As long as activists do no more than whine, compete among ourselves, and suggest tiny reforms, we’re not going to fire up any passions. To gain the attention of the public, force our way into the media, stay in the public eye, we must emphasize the interconnections between all of the gut issues we’re dealing with — toxics, health, the cancer epidemic, food, environment, animals, biodiversity, economics, justice, demilitarization, and so on. Unless we are fanning the flames of people’s anger against out-of-control corporations and politicians, unless we are walking our talk and practicing what we preach, unless we are expanding people’s imaginations about an alternative way to live, we’re not really organizing for change.
Step Five: We must make an honest attempt to transform the pre-existing national and state organizations which have grass-roots members in our local areas — but if they are going nowhere, or if their national and regional bureaucracies refuse to budge, then we must abandon them — period.
The people who are fed up with the "business as usual" mentality that prevails in our Movement are the ones who are joining up with us to form new grass-roots Alliances.
Step Six: We need an environmental and economic justice action plan for every voter precinct, county, Congressional district, Parliamentary district, state, and province that ties together the burning issues and brings together in common mass outreach and mobilization all the best organizers, researchers, visionaries, communicators, and networks in our local areas and regions.
These grass-roots action plans must provide clear lines of responsibility for who does what, when, where, and how.

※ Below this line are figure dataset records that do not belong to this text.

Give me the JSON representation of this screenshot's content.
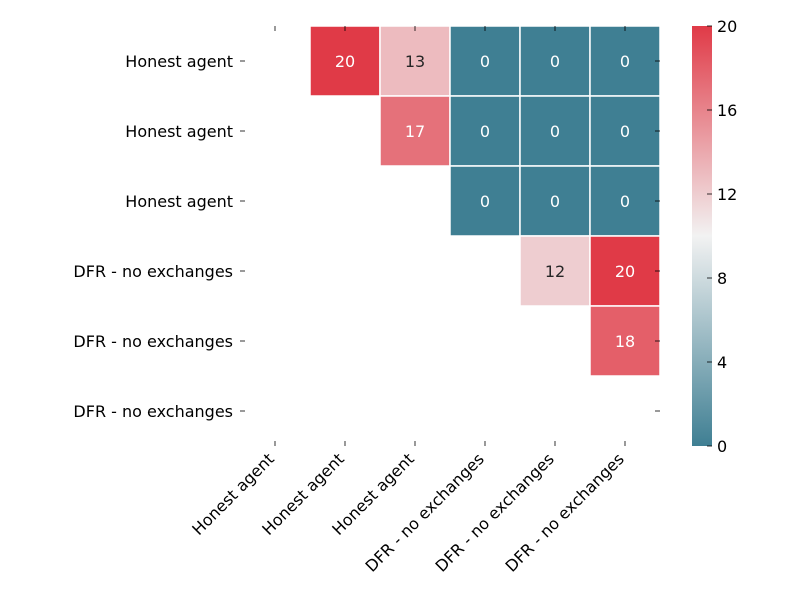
{
  "chart_data": {
    "type": "heatmap",
    "title": "",
    "xlabel": "",
    "ylabel": "",
    "row_labels": [
      "Honest agent",
      "Honest agent",
      "Honest agent",
      "DFR - no exchanges",
      "DFR - no exchanges",
      "DFR - no exchanges"
    ],
    "col_labels": [
      "Honest agent",
      "Honest agent",
      "Honest agent",
      "DFR - no exchanges",
      "DFR - no exchanges",
      "DFR - no exchanges"
    ],
    "values": [
      [
        null,
        20,
        13,
        0,
        0,
        0
      ],
      [
        null,
        null,
        17,
        0,
        0,
        0
      ],
      [
        null,
        null,
        null,
        0,
        0,
        0
      ],
      [
        null,
        null,
        null,
        null,
        12,
        20
      ],
      [
        null,
        null,
        null,
        null,
        null,
        18
      ],
      [
        null,
        null,
        null,
        null,
        null,
        null
      ]
    ],
    "vmin": 0,
    "vmax": 20,
    "colorbar_ticks": [
      "0",
      "4",
      "8",
      "12",
      "16",
      "20"
    ],
    "colormap": {
      "low": "#3f7f93",
      "mid": "#f2f2f2",
      "high": "#e03a47"
    }
  }
}
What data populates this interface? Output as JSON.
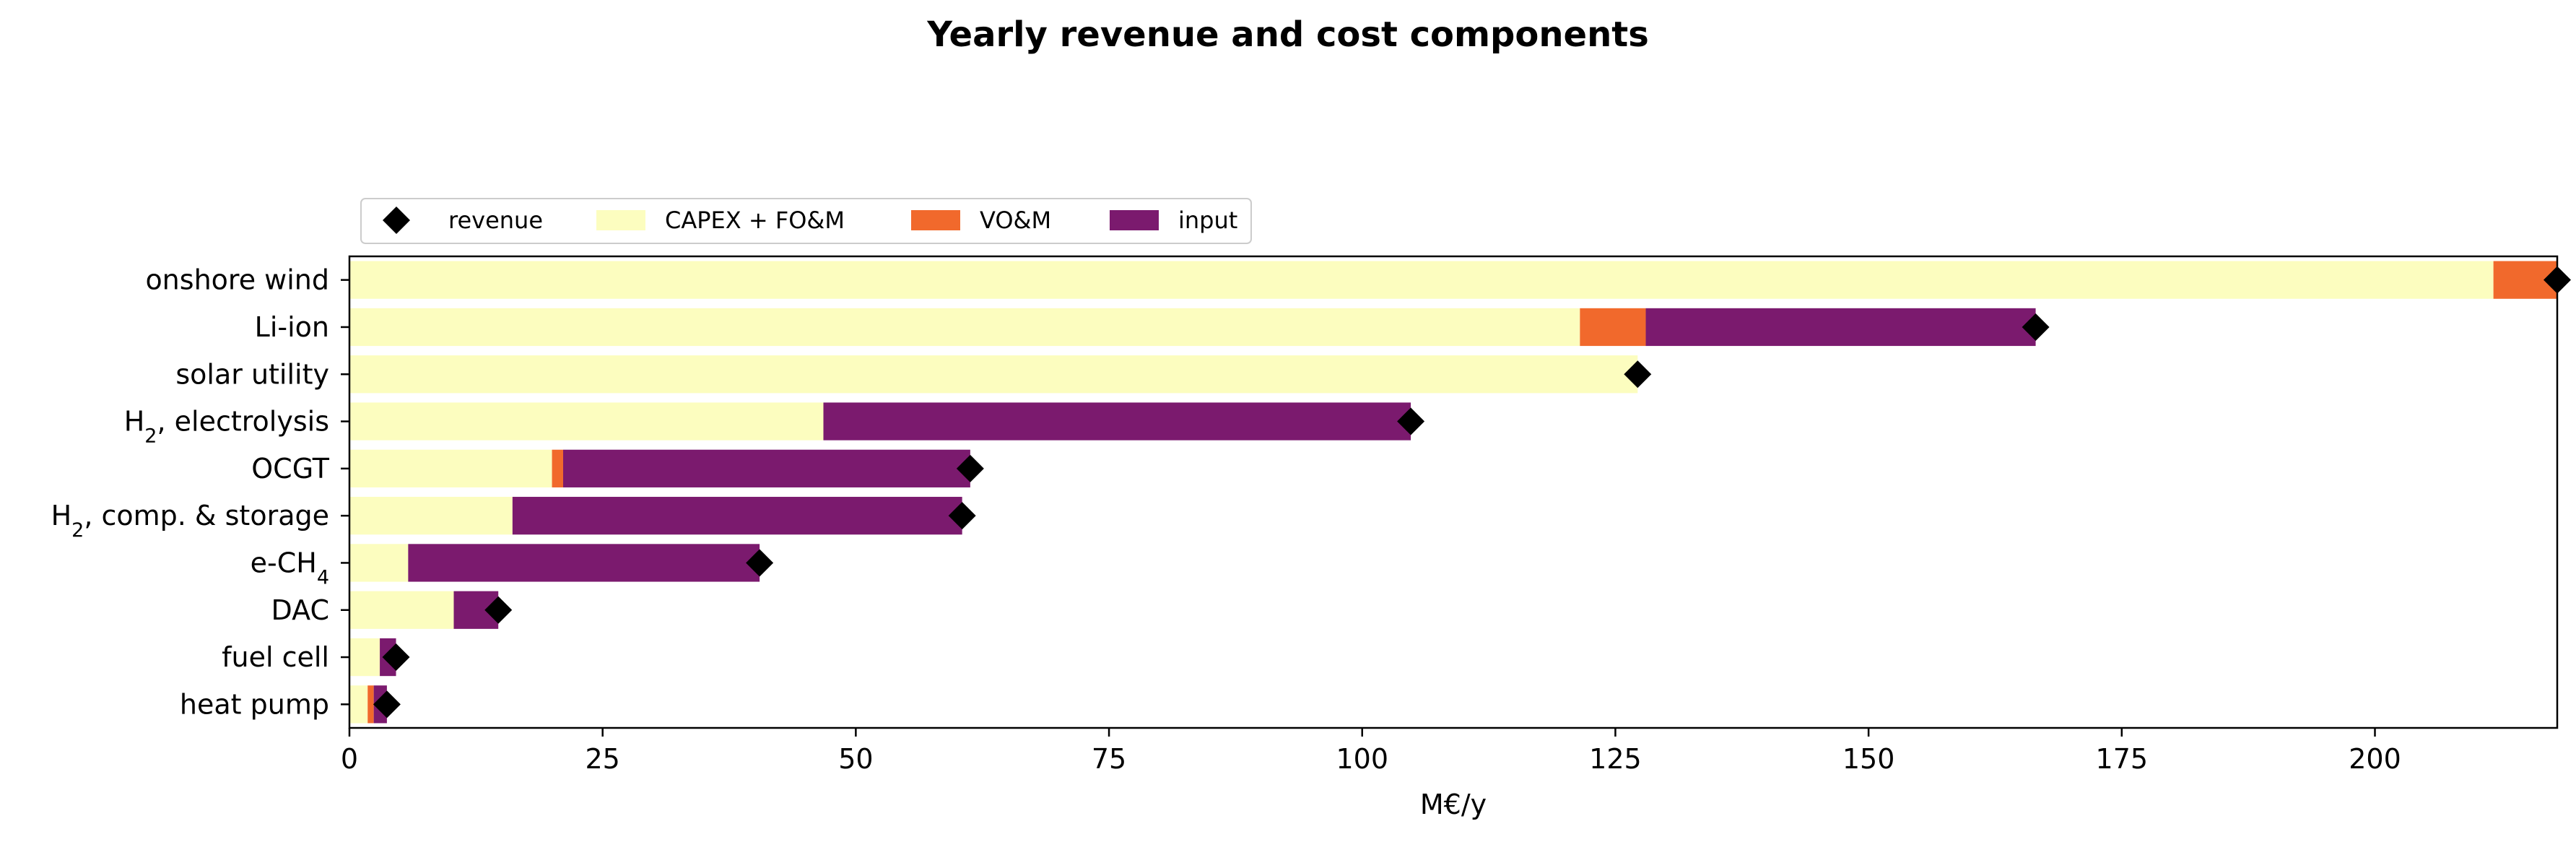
{
  "chart_data": {
    "type": "bar",
    "orientation": "horizontal",
    "stacked": true,
    "title": "Yearly revenue and cost components",
    "xlabel": "M€/y",
    "ylabel": "",
    "xlim": [
      0,
      218
    ],
    "xticks": [
      0,
      25,
      50,
      75,
      100,
      125,
      150,
      175,
      200
    ],
    "grid": false,
    "legend_position": "top-left",
    "categories": [
      "heat pump",
      "fuel cell",
      "DAC",
      "e-CH4",
      "H2, comp. & storage",
      "OCGT",
      "H2, electrolysis",
      "solar utility",
      "Li-ion",
      "onshore wind"
    ],
    "series": [
      {
        "name": "CAPEX + FO&M",
        "color": "#fcfdbf",
        "values": [
          1.8,
          3.0,
          10.3,
          5.8,
          16.1,
          20.0,
          46.8,
          127.2,
          121.5,
          211.7
        ]
      },
      {
        "name": "VO&M",
        "color": "#f1692c",
        "values": [
          0.6,
          0.0,
          0.0,
          0.0,
          0.0,
          1.1,
          0.0,
          0.0,
          6.5,
          6.3
        ]
      },
      {
        "name": "input",
        "color": "#7b1a6e",
        "values": [
          1.3,
          1.6,
          4.4,
          34.7,
          44.4,
          40.2,
          58.0,
          0.0,
          38.5,
          0.0
        ]
      }
    ],
    "revenue": {
      "name": "revenue",
      "color": "#000000",
      "marker": "diamond",
      "values": [
        3.7,
        4.6,
        14.7,
        40.5,
        60.5,
        61.3,
        104.8,
        127.2,
        166.5,
        218.0
      ]
    }
  }
}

The goal of these integrated and complimentary local plans will be to undo every bad law, environmental initiative, and corporate practice which threatens us, while moving forward with sustainable and equitable practices that give ordinary people a taste of the new Eco-Commonwealth which we will eventually bring to birth.

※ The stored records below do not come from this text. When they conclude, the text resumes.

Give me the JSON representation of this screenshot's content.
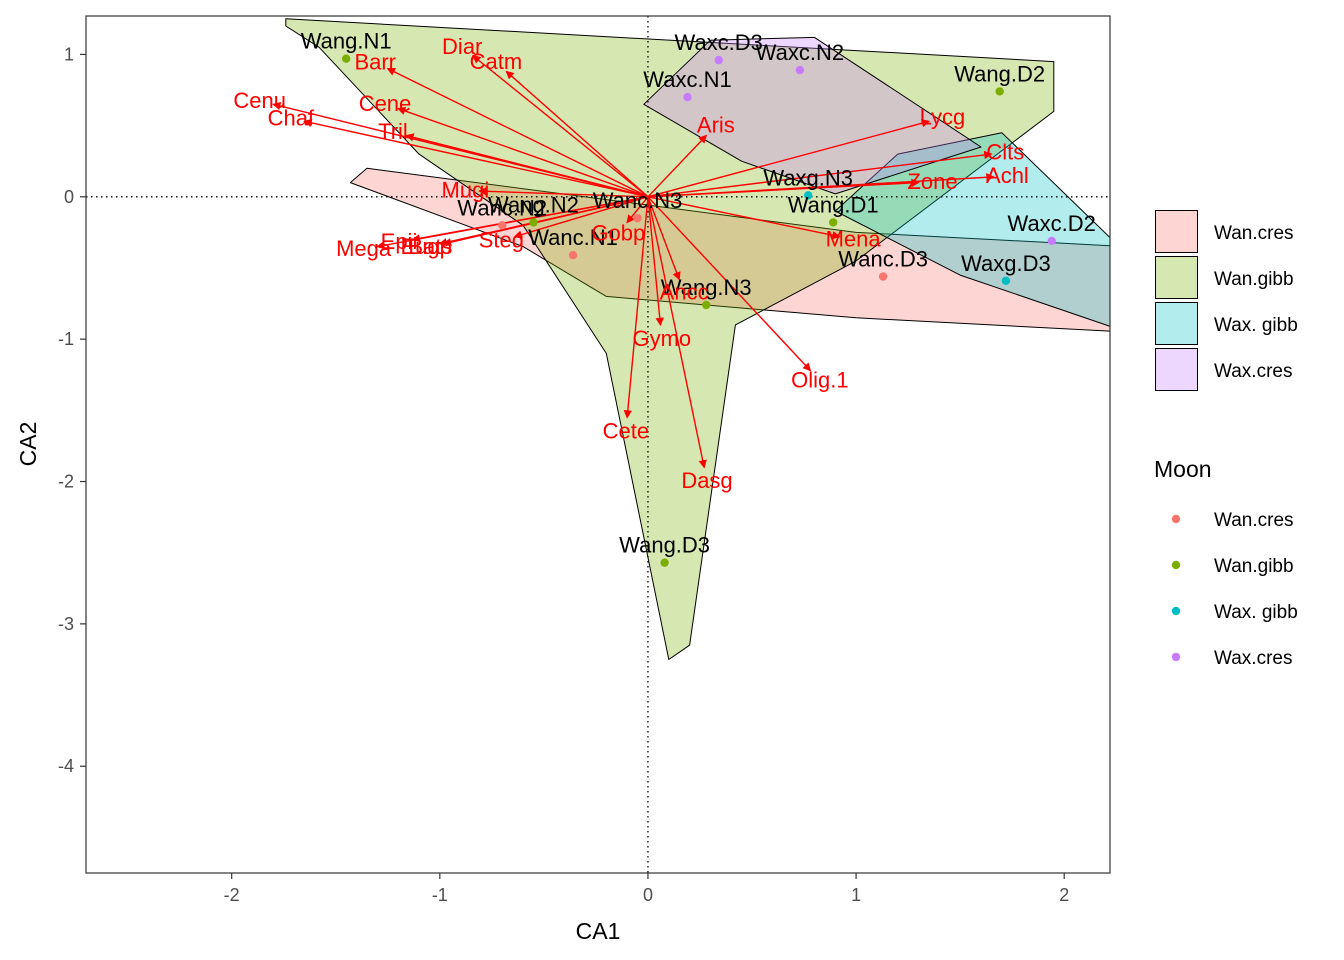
{
  "chart_data": {
    "type": "scatter",
    "title": "",
    "xlabel": "CA1",
    "ylabel": "CA2",
    "xlim": [
      -2.7,
      2.22
    ],
    "ylim": [
      -4.75,
      1.27
    ],
    "x_ticks": [
      -2,
      -1,
      0,
      1,
      2
    ],
    "y_ticks": [
      -4,
      -3,
      -2,
      -1,
      0,
      1
    ],
    "x_tick_labels": [
      "-2",
      "-1",
      "0",
      "1",
      "2"
    ],
    "y_tick_labels": [
      "-4",
      "-3",
      "-2",
      "-1",
      "0",
      "1"
    ],
    "reference_lines": {
      "x": 0,
      "y": 0,
      "style": "dotted"
    },
    "grid": false,
    "groups": [
      {
        "name": "Wan.cres",
        "color": "#F8766D",
        "fill": "#F8766D"
      },
      {
        "name": "Wan.gibb",
        "color": "#7CAE00",
        "fill": "#7CAE00"
      },
      {
        "name": "Wax. gibb",
        "color": "#00BFC4",
        "fill": "#00BFC4"
      },
      {
        "name": "Wax.cres",
        "color": "#C77CFF",
        "fill": "#C77CFF"
      }
    ],
    "hulls": [
      {
        "group": "Wan.cres",
        "points": [
          [
            -1.43,
            0.1
          ],
          [
            -0.6,
            -0.35
          ],
          [
            -0.2,
            -0.7
          ],
          [
            1.0,
            -0.85
          ],
          [
            2.3,
            -0.95
          ],
          [
            2.3,
            -0.35
          ],
          [
            1.0,
            -0.25
          ],
          [
            -1.35,
            0.2
          ]
        ]
      },
      {
        "group": "Wan.gibb",
        "points": [
          [
            -1.74,
            1.2
          ],
          [
            -1.58,
            1.05
          ],
          [
            -1.1,
            0.3
          ],
          [
            -0.6,
            -0.2
          ],
          [
            -0.2,
            -1.1
          ],
          [
            0.1,
            -3.25
          ],
          [
            0.2,
            -3.15
          ],
          [
            0.42,
            -0.9
          ],
          [
            1.0,
            -0.45
          ],
          [
            1.95,
            0.6
          ],
          [
            1.95,
            0.95
          ],
          [
            -1.74,
            1.25
          ]
        ]
      },
      {
        "group": "Wax. gibb",
        "points": [
          [
            0.9,
            -0.1
          ],
          [
            1.2,
            0.3
          ],
          [
            1.7,
            0.45
          ],
          [
            2.3,
            -0.4
          ],
          [
            2.3,
            -0.95
          ],
          [
            1.5,
            -0.55
          ]
        ]
      },
      {
        "group": "Wax.cres",
        "points": [
          [
            -0.02,
            0.65
          ],
          [
            0.3,
            1.1
          ],
          [
            0.8,
            1.12
          ],
          [
            1.6,
            0.35
          ],
          [
            0.9,
            0.02
          ],
          [
            0.45,
            0.25
          ]
        ]
      }
    ],
    "sites": [
      {
        "label": "Wang.N1",
        "x": -1.45,
        "y": 0.97,
        "group": "Wan.gibb"
      },
      {
        "label": "Wang.N2",
        "x": -0.55,
        "y": -0.18,
        "group": "Wan.gibb"
      },
      {
        "label": "Wang.N3",
        "x": 0.28,
        "y": -0.76,
        "group": "Wan.gibb"
      },
      {
        "label": "Wang.D1",
        "x": 0.89,
        "y": -0.18,
        "group": "Wan.gibb"
      },
      {
        "label": "Wang.D2",
        "x": 1.69,
        "y": 0.74,
        "group": "Wan.gibb"
      },
      {
        "label": "Wang.D3",
        "x": 0.08,
        "y": -2.57,
        "group": "Wan.gibb"
      },
      {
        "label": "Wanc.N1",
        "x": -0.36,
        "y": -0.41,
        "group": "Wan.cres"
      },
      {
        "label": "Wanc.N2",
        "x": -0.7,
        "y": -0.2,
        "group": "Wan.cres"
      },
      {
        "label": "Wanc.N3",
        "x": -0.05,
        "y": -0.15,
        "group": "Wan.cres"
      },
      {
        "label": "Wanc.D3",
        "x": 1.13,
        "y": -0.56,
        "group": "Wan.cres"
      },
      {
        "label": "Waxc.N1",
        "x": 0.19,
        "y": 0.7,
        "group": "Wax.cres"
      },
      {
        "label": "Waxc.N2",
        "x": 0.73,
        "y": 0.89,
        "group": "Wax.cres"
      },
      {
        "label": "Waxc.D3",
        "x": 0.34,
        "y": 0.96,
        "group": "Wax.cres"
      },
      {
        "label": "Waxc.D2",
        "x": 1.94,
        "y": -0.31,
        "group": "Wax.cres"
      },
      {
        "label": "Waxg.N3",
        "x": 0.77,
        "y": 0.01,
        "group": "Wax. gibb"
      },
      {
        "label": "Waxg.D3",
        "x": 1.72,
        "y": -0.59,
        "group": "Wax. gibb"
      }
    ],
    "species": [
      {
        "label": "Cenu",
        "x": -1.8,
        "y": 0.65
      },
      {
        "label": "Chaf",
        "x": -1.65,
        "y": 0.53
      },
      {
        "label": "Cene",
        "x": -1.2,
        "y": 0.62
      },
      {
        "label": "Barr",
        "x": -1.25,
        "y": 0.9
      },
      {
        "label": "Diar",
        "x": -0.84,
        "y": 0.99
      },
      {
        "label": "Catm",
        "x": -0.68,
        "y": 0.88
      },
      {
        "label": "Tril",
        "x": -1.16,
        "y": 0.43
      },
      {
        "label": "Mugi",
        "x": -0.81,
        "y": 0.04
      },
      {
        "label": "Steg",
        "x": -0.64,
        "y": -0.28
      },
      {
        "label": "Eugp",
        "x": -1.0,
        "y": -0.33
      },
      {
        "label": "Mega",
        "x": -1.3,
        "y": -0.35
      },
      {
        "label": "Epii",
        "x": -1.13,
        "y": -0.3
      },
      {
        "label": "Bats",
        "x": -0.98,
        "y": -0.33
      },
      {
        "label": "Gobp",
        "x": -0.1,
        "y": -0.18
      },
      {
        "label": "Aris",
        "x": 0.28,
        "y": 0.43
      },
      {
        "label": "Mena",
        "x": 0.92,
        "y": -0.28
      },
      {
        "label": "Ancc",
        "x": 0.15,
        "y": -0.58
      },
      {
        "label": "Gymo",
        "x": 0.06,
        "y": -0.9
      },
      {
        "label": "Olig.1",
        "x": 0.78,
        "y": -1.22
      },
      {
        "label": "Cete",
        "x": -0.1,
        "y": -1.55
      },
      {
        "label": "Dasg",
        "x": 0.27,
        "y": -1.9
      },
      {
        "label": "Lycg",
        "x": 1.35,
        "y": 0.53
      },
      {
        "label": "Clts",
        "x": 1.65,
        "y": 0.3
      },
      {
        "label": "Zone",
        "x": 1.3,
        "y": 0.1
      },
      {
        "label": "Achl",
        "x": 1.66,
        "y": 0.14
      }
    ]
  },
  "legends": [
    {
      "title": "",
      "kind": "fill",
      "items": [
        "Wan.cres",
        "Wan.gibb",
        "Wax. gibb",
        "Wax.cres"
      ]
    },
    {
      "title": "Moon",
      "kind": "point",
      "items": [
        "Wan.cres",
        "Wan.gibb",
        "Wax. gibb",
        "Wax.cres"
      ]
    }
  ],
  "colors": {
    "arrow": "#ff0000",
    "species_text": "#ff0000",
    "site_text": "#000000",
    "panel_border": "#333333"
  }
}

Step Seven: An organizing circle or activist team must be identified and recognized in each strategic district or zone to coordinate outreach, telephone and letter-writing trees, protests, publicity, and other day-to-day activities.
The days of ad-hoc, single issue, or "do your own thing" organizing are over — that is if we ever want to win. In terms of research and identifying the public’s "hot button" issues, we must stop duplicating one another’s efforts. There are over 25 million progressive donors, activists, or would-be activists in the U.S. alone. These names are jealously guarded by national bureaucracies in Washington, DC, who are more concerned with direct mail response than they are with building a Movement. Local activists need and deserve to have access to the names for their area. National groups and publications who refuse to share their lists with local grass-roots activists must be exposed, criticized, and phased out or "sunsetted."

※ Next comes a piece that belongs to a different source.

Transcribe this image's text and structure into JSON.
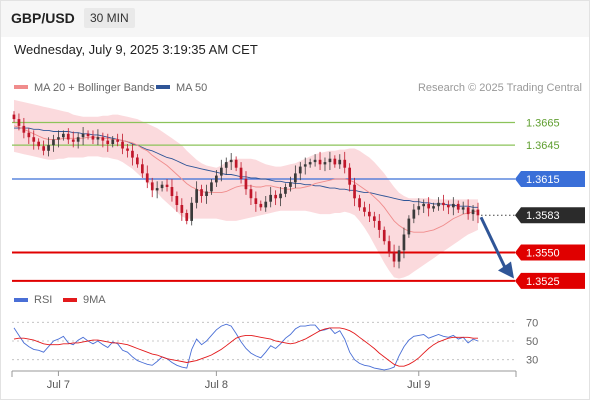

We must obtain and consolidate all the progressive membership, donor, and subscription lists in each of our areas so that volunteer organizers at the county and Congressional-Parliamentary level are supplied with the names and telephone numbers of everyone in their local areas who’s likely to be their ally.
Step Eight: We must learn how to pace and enjoy ourselves as we struggle to build a better world. The transformation we’re talking about will take the rest of our lives, as well as the lives of the next generation. People join transformative movements — not out of guilt or fear or because of abstract arguments — but because they perceive that it’s the best way to live. As we used to say in the student and youth movements of the 1960s, the Revolution begins the minute you start living it. All Power to the People, not the corporations! All Power to the Imagination!
Ronnie Cummins is the director of the Pure Food Campaign and Farmer-Consumer Alliance. The material above is excerpted from the speech he gave at the U.S.-Canada International Joint Commission on the Great Lakes, September 24, 1995.